The Aftershokz OpenMove is a great-sounding Bluetooth bone-conduction headset that allows you to work out with music while remaining aware of your environment. It’s well priced too, but unfortunately the changes to its design aren’t all for the better, and it’s less comfortable to wear for long periods than its predecessors.
The Aftershokz OpenMove are similar in style to the company’s other bone conduction headphones: two earpieces provide the vibrations, and sit on your temporal bones, just in front of your ears rather than inside them. These are connected by a thin band that hooks over your ears and curves around the back of your head.
The Aftershokz Trekz Titanium (released back in 2017) came with an optional rubber band to secure the headset firmly against your head, but this wasn’t really necessary and was abandoned for later releases, including the OpenMove. The headset doesn’t bounce or budge, no matter how much you move.
Whereas the ear hooks of the Aftershokz Trekz Air and Aeropex are flexible metal with a silicone coating, those of the OpenMove are harder polycarbon, with a less curved shape. This gives the headset a more streamlined look, but we found it noticeably less comfortable than earlier designs. We could wear the Aeropex and Air all day quite happily, but after about an hour wearing the OpenMove, we felt discomfort behind our left ear (two members of the TechRadar team reported the same experience).
The OpenMove headset is symmetrical in design, with the only visible difference being the volume buttons and charging socket on one side, and the multi-purpose power button on the other.

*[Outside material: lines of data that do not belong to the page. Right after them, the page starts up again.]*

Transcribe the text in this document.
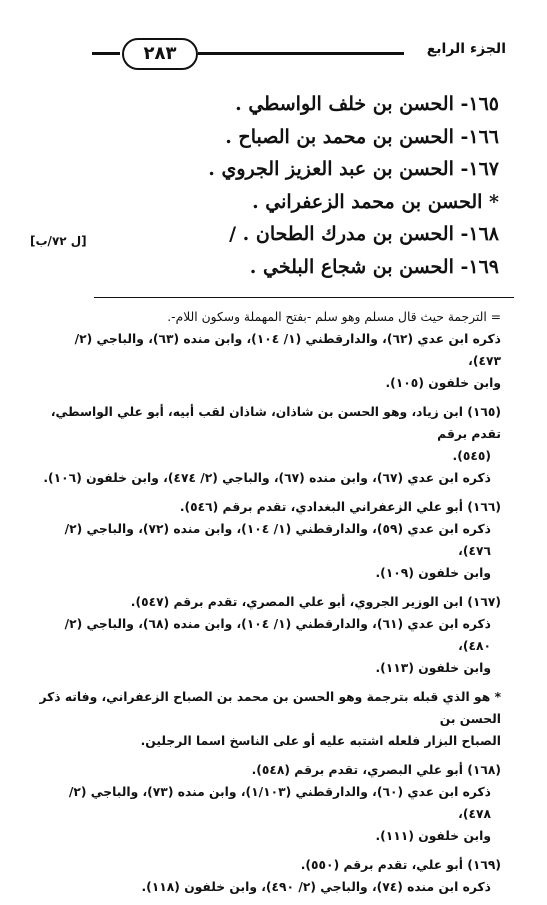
٢٨٣	الجزء الرابع
[ل ٧٢/ب]
١٦٥- الحسن بن خلف الواسطي .
١٦٦- الحسن بن محمد بن الصباح .
١٦٧- الحسن بن عبد العزيز الجروي .
* الحسن بن محمد الزعفراني .
١٦٨- الحسن بن مدرك الطحان . /
١٦٩- الحسن بن شجاع البلخي .

= الترجمة حيث قال مسلم وهو سلم -بفتح المهملة وسكون اللام-.

ذكره ابن عدي (٦٢)، والدارقطني (١/ ١٠٤)، وابن منده (٦٣)، والباجي (٢/ ٤٧٣)،

وابن خلفون (١٠٥).

(١٦٥) ابن زياد، وهو الحسن بن شاذان، شاذان لقب أبيه، أبو علي الواسطي، تقدم برقم

(٥٤٥).

ذكره ابن عدي (٦٧)، وابن منده (٦٧)، والباجي (٢/ ٤٧٤)، وابن خلفون (١٠٦).

(١٦٦) أبو علي الزعفراني البغدادي، تقدم برقم (٥٤٦).

ذكره ابن عدي (٥٩)، والدارقطني (١/ ١٠٤)، وابن منده (٧٢)، والباجي (٢/ ٤٧٦)،

وابن خلفون (١٠٩).

(١٦٧) ابن الوزير الجروي، أبو علي المصري، تقدم برقم (٥٤٧).

ذكره ابن عدي (٦١)، والدارقطني (١/ ١٠٤)، وابن منده (٦٨)، والباجي (٢/ ٤٨٠)،

وابن خلفون (١١٣).

* هو الذي قبله بترجمة وهو الحسن بن محمد بن الصباح الزعفراني، وفاته ذكر الحسن بن

الصباح البزار فلعله اشتبه عليه أو على الناسخ اسما الرجلين.

(١٦٨) أبو علي البصري، تقدم برقم (٥٤٨).

ذكره ابن عدي (٦٠)، والدارقطني (١/١٠٣)، وابن منده (٧٣)، والباجي (٢/ ٤٧٨)،

وابن خلفون (١١١).

(١٦٩) أبو علي، تقدم برقم (٥٥٠).

ذكره ابن منده (٧٤)، والباجي (٢/ ٤٩٠)، وابن خلفون (١١٨).
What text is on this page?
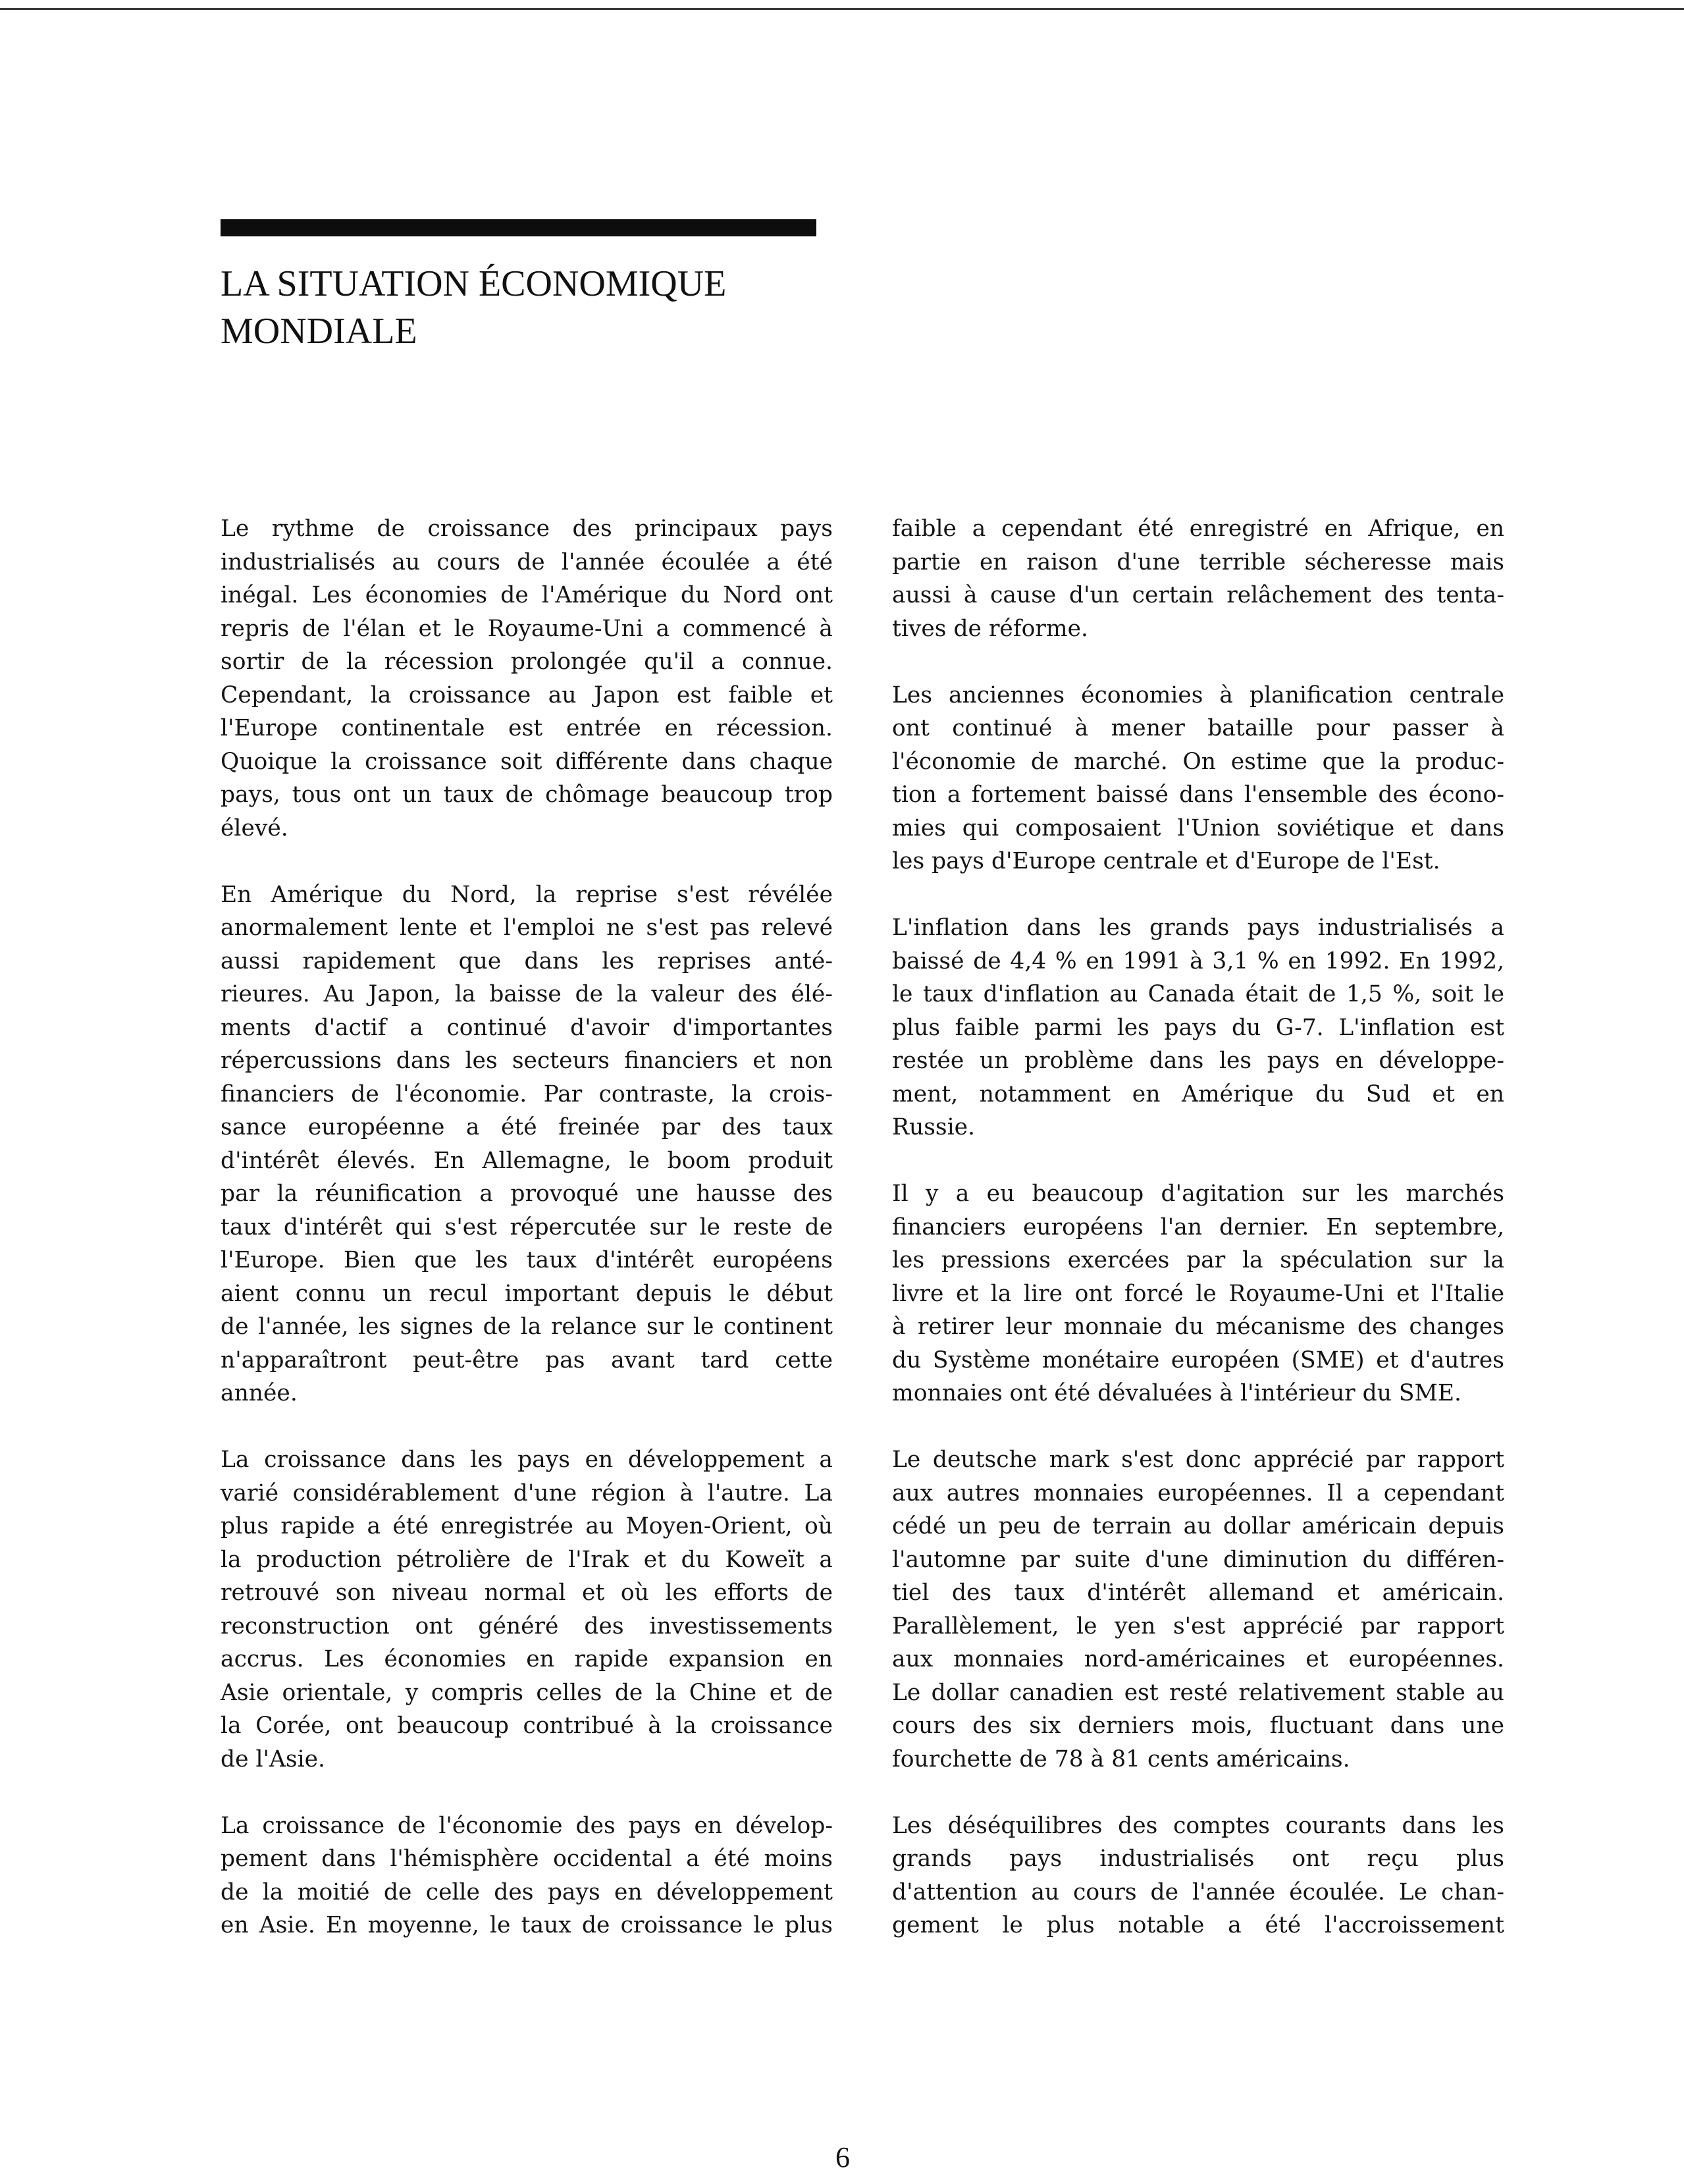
LA SITUATION ÉCONOMIQUE
MONDIALE

Le rythme de croissance des principaux pays
industrialisés au cours de l'année écoulée a été
inégal. Les économies de l'Amérique du Nord ont
repris de l'élan et le Royaume-Uni a commencé à
sortir de la récession prolongée qu'il a connue.
Cependant, la croissance au Japon est faible et
l'Europe continentale est entrée en récession.
Quoique la croissance soit différente dans chaque
pays, tous ont un taux de chômage beaucoup trop
élevé.

En Amérique du Nord, la reprise s'est révélée
anormalement lente et l'emploi ne s'est pas relevé
aussi rapidement que dans les reprises anté-
rieures. Au Japon, la baisse de la valeur des élé-
ments d'actif a continué d'avoir d'importantes
répercussions dans les secteurs financiers et non
financiers de l'économie. Par contraste, la crois-
sance européenne a été freinée par des taux
d'intérêt élevés. En Allemagne, le boom produit
par la réunification a provoqué une hausse des
taux d'intérêt qui s'est répercutée sur le reste de
l'Europe. Bien que les taux d'intérêt européens
aient connu un recul important depuis le début
de l'année, les signes de la relance sur le continent
n'apparaîtront peut-être pas avant tard cette
année.

La croissance dans les pays en développement a
varié considérablement d'une région à l'autre. La
plus rapide a été enregistrée au Moyen-Orient, où
la production pétrolière de l'Irak et du Koweït a
retrouvé son niveau normal et où les efforts de
reconstruction ont généré des investissements
accrus. Les économies en rapide expansion en
Asie orientale, y compris celles de la Chine et de
la Corée, ont beaucoup contribué à la croissance
de l'Asie.

La croissance de l'économie des pays en dévelop-
pement dans l'hémisphère occidental a été moins
de la moitié de celle des pays en développement
en Asie. En moyenne, le taux de croissance le plus

faible a cependant été enregistré en Afrique, en
partie en raison d'une terrible sécheresse mais
aussi à cause d'un certain relâchement des tenta-
tives de réforme.

Les anciennes économies à planification centrale
ont continué à mener bataille pour passer à
l'économie de marché. On estime que la produc-
tion a fortement baissé dans l'ensemble des écono-
mies qui composaient l'Union soviétique et dans
les pays d'Europe centrale et d'Europe de l'Est.

L'inflation dans les grands pays industrialisés a
baissé de 4,4 % en 1991 à 3,1 % en 1992. En 1992,
le taux d'inflation au Canada était de 1,5 %, soit le
plus faible parmi les pays du G-7. L'inflation est
restée un problème dans les pays en développe-
ment, notamment en Amérique du Sud et en
Russie.

Il y a eu beaucoup d'agitation sur les marchés
financiers européens l'an dernier. En septembre,
les pressions exercées par la spéculation sur la
livre et la lire ont forcé le Royaume-Uni et l'Italie
à retirer leur monnaie du mécanisme des changes
du Système monétaire européen (SME) et d'autres
monnaies ont été dévaluées à l'intérieur du SME.

Le deutsche mark s'est donc apprécié par rapport
aux autres monnaies européennes. Il a cependant
cédé un peu de terrain au dollar américain depuis
l'automne par suite d'une diminution du différen-
tiel des taux d'intérêt allemand et américain.
Parallèlement, le yen s'est apprécié par rapport
aux monnaies nord-américaines et européennes.
Le dollar canadien est resté relativement stable au
cours des six derniers mois, fluctuant dans une
fourchette de 78 à 81 cents américains.

Les déséquilibres des comptes courants dans les
grands pays industrialisés ont reçu plus
d'attention au cours de l'année écoulée. Le chan-
gement le plus notable a été l'accroissement

6
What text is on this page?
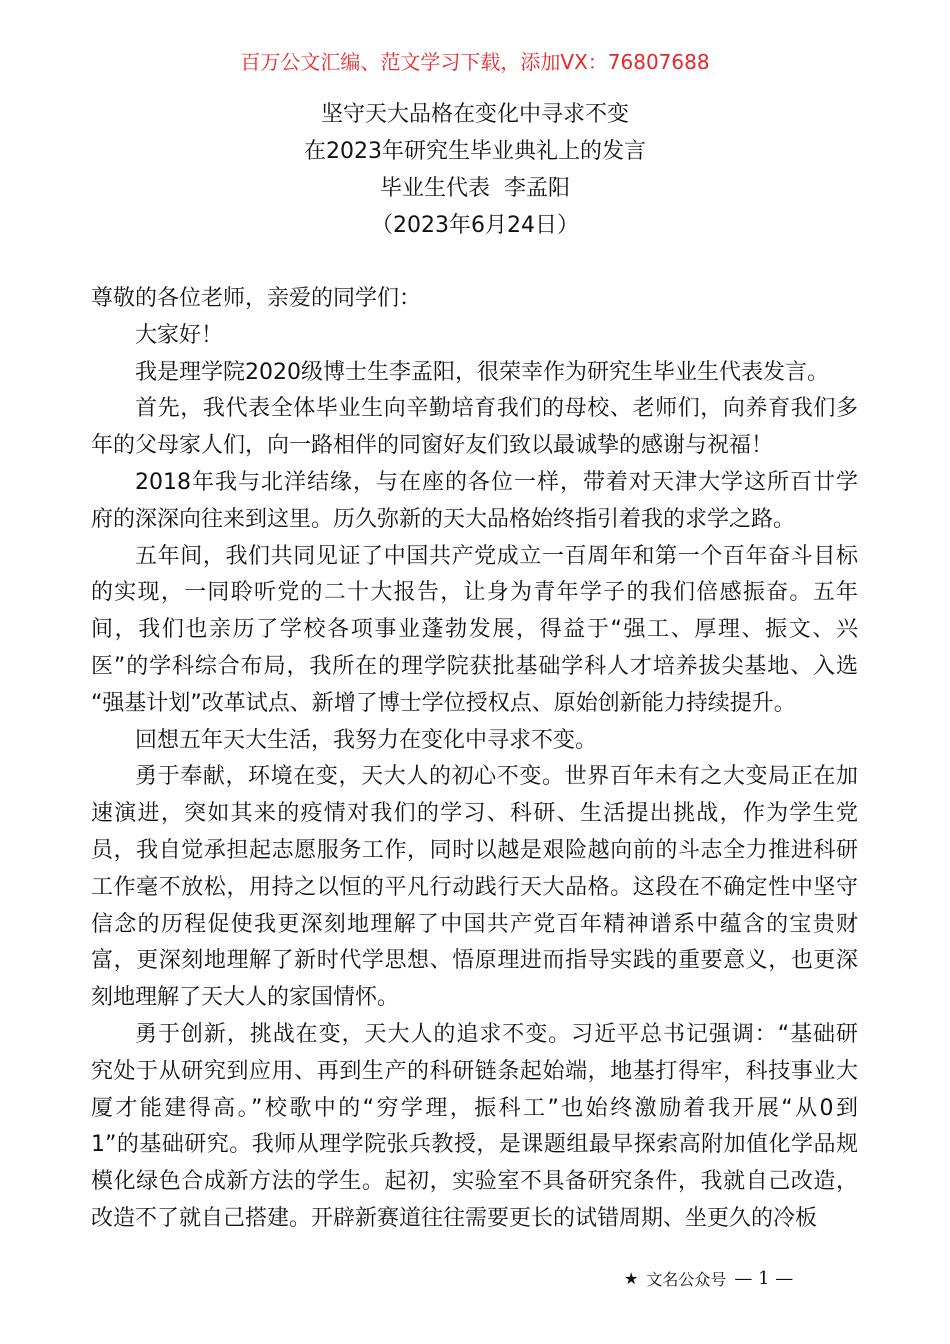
百万公文汇编、范文学习下载，添加VX：76807688
坚守天大品格在变化中寻求不变
在2023年研究生毕业典礼上的发言
毕业生代表  李孟阳
（2023年6月24日）
尊敬的各位老师，亲爱的同学们：
大家好！
我是理学院2020级博士生李孟阳，很荣幸作为研究生毕业生代表发言。
首先，我代表全体毕业生向辛勤培育我们的母校、老师们，向养育我们多
年的父母家人们，向一路相伴的同窗好友们致以最诚挚的感谢与祝福！
2018年我与北洋结缘，与在座的各位一样，带着对天津大学这所百廿学
府的深深向往来到这里。历久弥新的天大品格始终指引着我的求学之路。
五年间，我们共同见证了中国共产党成立一百周年和第一个百年奋斗目标
的实现，一同聆听党的二十大报告，让身为青年学子的我们倍感振奋。五年
间，我们也亲历了学校各项事业蓬勃发展，得益于“强工、厚理、振文、兴
医”的学科综合布局，我所在的理学院获批基础学科人才培养拔尖基地、入选
“强基计划”改革试点、新增了博士学位授权点、原始创新能力持续提升。
回想五年天大生活，我努力在变化中寻求不变。
勇于奉献，环境在变，天大人的初心不变。世界百年未有之大变局正在加
速演进，突如其来的疫情对我们的学习、科研、生活提出挑战，作为学生党
员，我自觉承担起志愿服务工作，同时以越是艰险越向前的斗志全力推进科研
工作毫不放松，用持之以恒的平凡行动践行天大品格。这段在不确定性中坚守
信念的历程促使我更深刻地理解了中国共产党百年精神谱系中蕴含的宝贵财
富，更深刻地理解了新时代学思想、悟原理进而指导实践的重要意义，也更深
刻地理解了天大人的家国情怀。
勇于创新，挑战在变，天大人的追求不变。习近平总书记强调：“基础研
究处于从研究到应用、再到生产的科研链条起始端，地基打得牢，科技事业大
厦才能建得高。”校歌中的“穷学理，振科工”也始终激励着我开展“从0到
1”的基础研究。我师从理学院张兵教授，是课题组最早探索高附加值化学品规
模化绿色合成新方法的学生。起初，实验室不具备研究条件，我就自己改造，
改造不了就自己搭建。开辟新赛道往往需要更长的试错周期、坐更久的冷板
★ 文名公众号 — 1 —
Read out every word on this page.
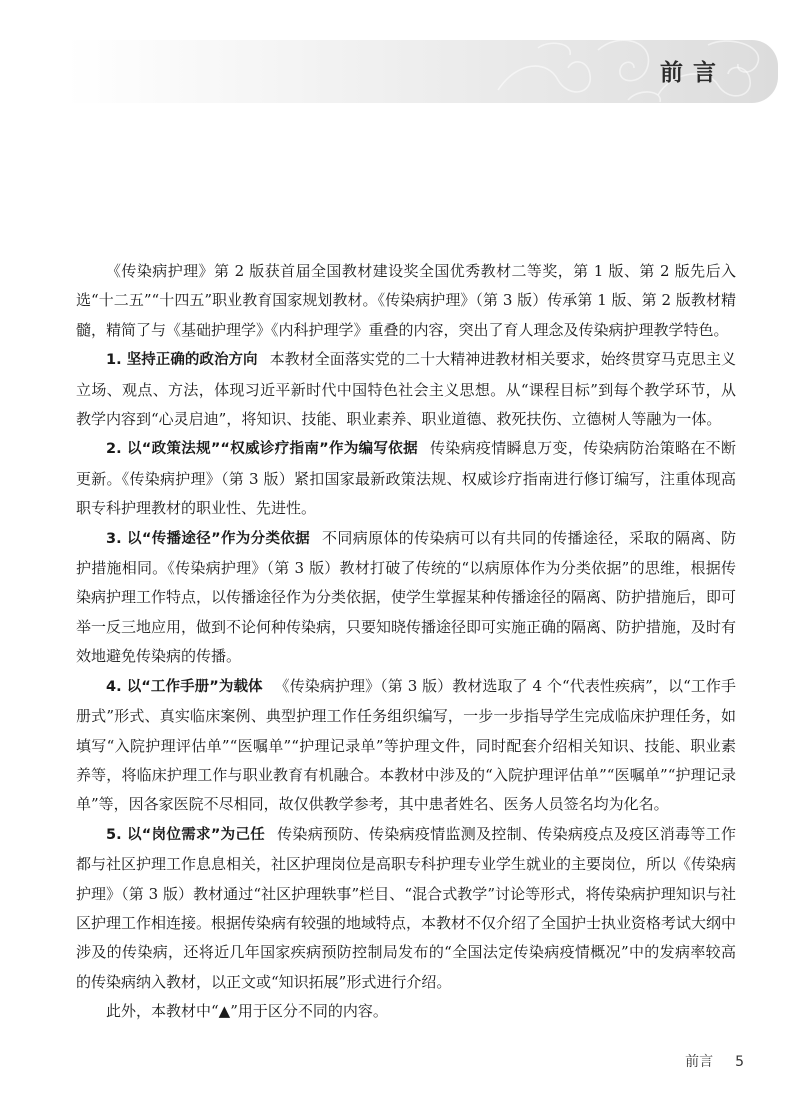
前言

《传染病护理》第 2 版获首届全国教材建设奖全国优秀教材二等奖，第 1 版、第 2 版先后入选“十二五”“十四五”职业教育国家规划教材。《传染病护理》（第 3 版）传承第 1 版、第 2 版教材精髓，精简了与《基础护理学》《内科护理学》重叠的内容，突出了育人理念及传染病护理教学特色。

1. 坚持正确的政治方向 本教材全面落实党的二十大精神进教材相关要求，始终贯穿马克思主义立场、观点、方法，体现习近平新时代中国特色社会主义思想。从“课程目标”到每个教学环节，从教学内容到“心灵启迪”，将知识、技能、职业素养、职业道德、救死扶伤、立德树人等融为一体。

2. 以“政策法规”“权威诊疗指南”作为编写依据 传染病疫情瞬息万变，传染病防治策略在不断更新。《传染病护理》（第 3 版）紧扣国家最新政策法规、权威诊疗指南进行修订编写，注重体现高职专科护理教材的职业性、先进性。

3. 以“传播途径”作为分类依据 不同病原体的传染病可以有共同的传播途径，采取的隔离、防护措施相同。《传染病护理》（第 3 版）教材打破了传统的“以病原体作为分类依据”的思维，根据传染病护理工作特点，以传播途径作为分类依据，使学生掌握某种传播途径的隔离、防护措施后，即可举一反三地应用，做到不论何种传染病，只要知晓传播途径即可实施正确的隔离、防护措施，及时有效地避免传染病的传播。

4. 以“工作手册”为载体 《传染病护理》（第 3 版）教材选取了 4 个“代表性疾病”，以“工作手册式”形式、真实临床案例、典型护理工作任务组织编写，一步一步指导学生完成临床护理任务，如填写“入院护理评估单”“医嘱单”“护理记录单”等护理文件，同时配套介绍相关知识、技能、职业素养等，将临床护理工作与职业教育有机融合。本教材中涉及的“入院护理评估单”“医嘱单”“护理记录单”等，因各家医院不尽相同，故仅供教学参考，其中患者姓名、医务人员签名均为化名。

5. 以“岗位需求”为己任 传染病预防、传染病疫情监测及控制、传染病疫点及疫区消毒等工作都与社区护理工作息息相关，社区护理岗位是高职专科护理专业学生就业的主要岗位，所以《传染病护理》（第 3 版）教材通过“社区护理轶事”栏目、“混合式教学”讨论等形式，将传染病护理知识与社区护理工作相连接。根据传染病有较强的地域特点，本教材不仅介绍了全国护士执业资格考试大纲中涉及的传染病，还将近几年国家疾病预防控制局发布的“全国法定传染病疫情概况”中的发病率较高的传染病纳入教材，以正文或“知识拓展”形式进行介绍。

此外，本教材中“▲”用于区分不同的内容。

前言 5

These weren’t the source of the problem, so we suspect that this discomfort might be down to a slightly uneven weight distribution.
Another difference between the OpenMove and other Aftershokz headsets is that its earpieces are equipped with magnets, which cause them to snap together neatly when you remove it. It’s a nice idea that keeps things looking tidy, but smaller wearers may find that the magnets click together when they unhook the headset and rest it around their neck. It’s an uncomfortable thing to happen over your throat.
Aftershokz quotes a battery life of around six hours for the OpenMove (the same as the Air, and two hours less than the Aeropex. In our tests, this seemed to hold true – and is perhaps a modest estimate. A full charge lasted us closer to seven hours.
They are charged via USB-C . This is a welcome change from older headsets’ micro-USB charging, as it means you don’t need to carry separate cables for your phone and headset.
Switching between the Aftershokz Air and OpenMove, the difference in sound quality is noticeable – the OpenMove’s sound is much richer and more detailed.
The OpenMove are supplied with a pair of earplugs so that you can block out the sound of the great outdoors if you wish to. These are quite standard foam plugs, supplied in a neat little carry case to keep them clean, but you could use others if you have a custom or preferred set.
These are best used with the headphones’ earplug mode, which lowers the volume reduces the bass significantly, compensating for the effect of closing your ear canals (sounds transmitted through bone conduction always sound deeper, and with earplugs you’re not hearing any ‘leaking’). Vocal booster mode, on the other hand, boosts the higher frequencies.
Another improvement is the reduction in the tickling vibration that afflicted older Aftershokz headsets. This could be a real problem at high volumes, but is now barely noticeable.
The OpenMove are equipped with Bluetooth 5.0, and we had no issues connecting our phone and maintaining an uninterrupted signal (even near a major railway station where some wireless headphones tend to suffer from Bluetooth interference).
Nevertheless, if you’re looking for a set of bone conduction headphones for longer runs and rides, we’d seriously recommend considering the older Trekz Air over the OpenMove. If you’ll mostly be wearing them while running and won’t have the volume cranked too high, the vibration of the older headset is unlikely to be an issue and we’ve found its softer, more ergonomic design comfortable enough to wear all day long.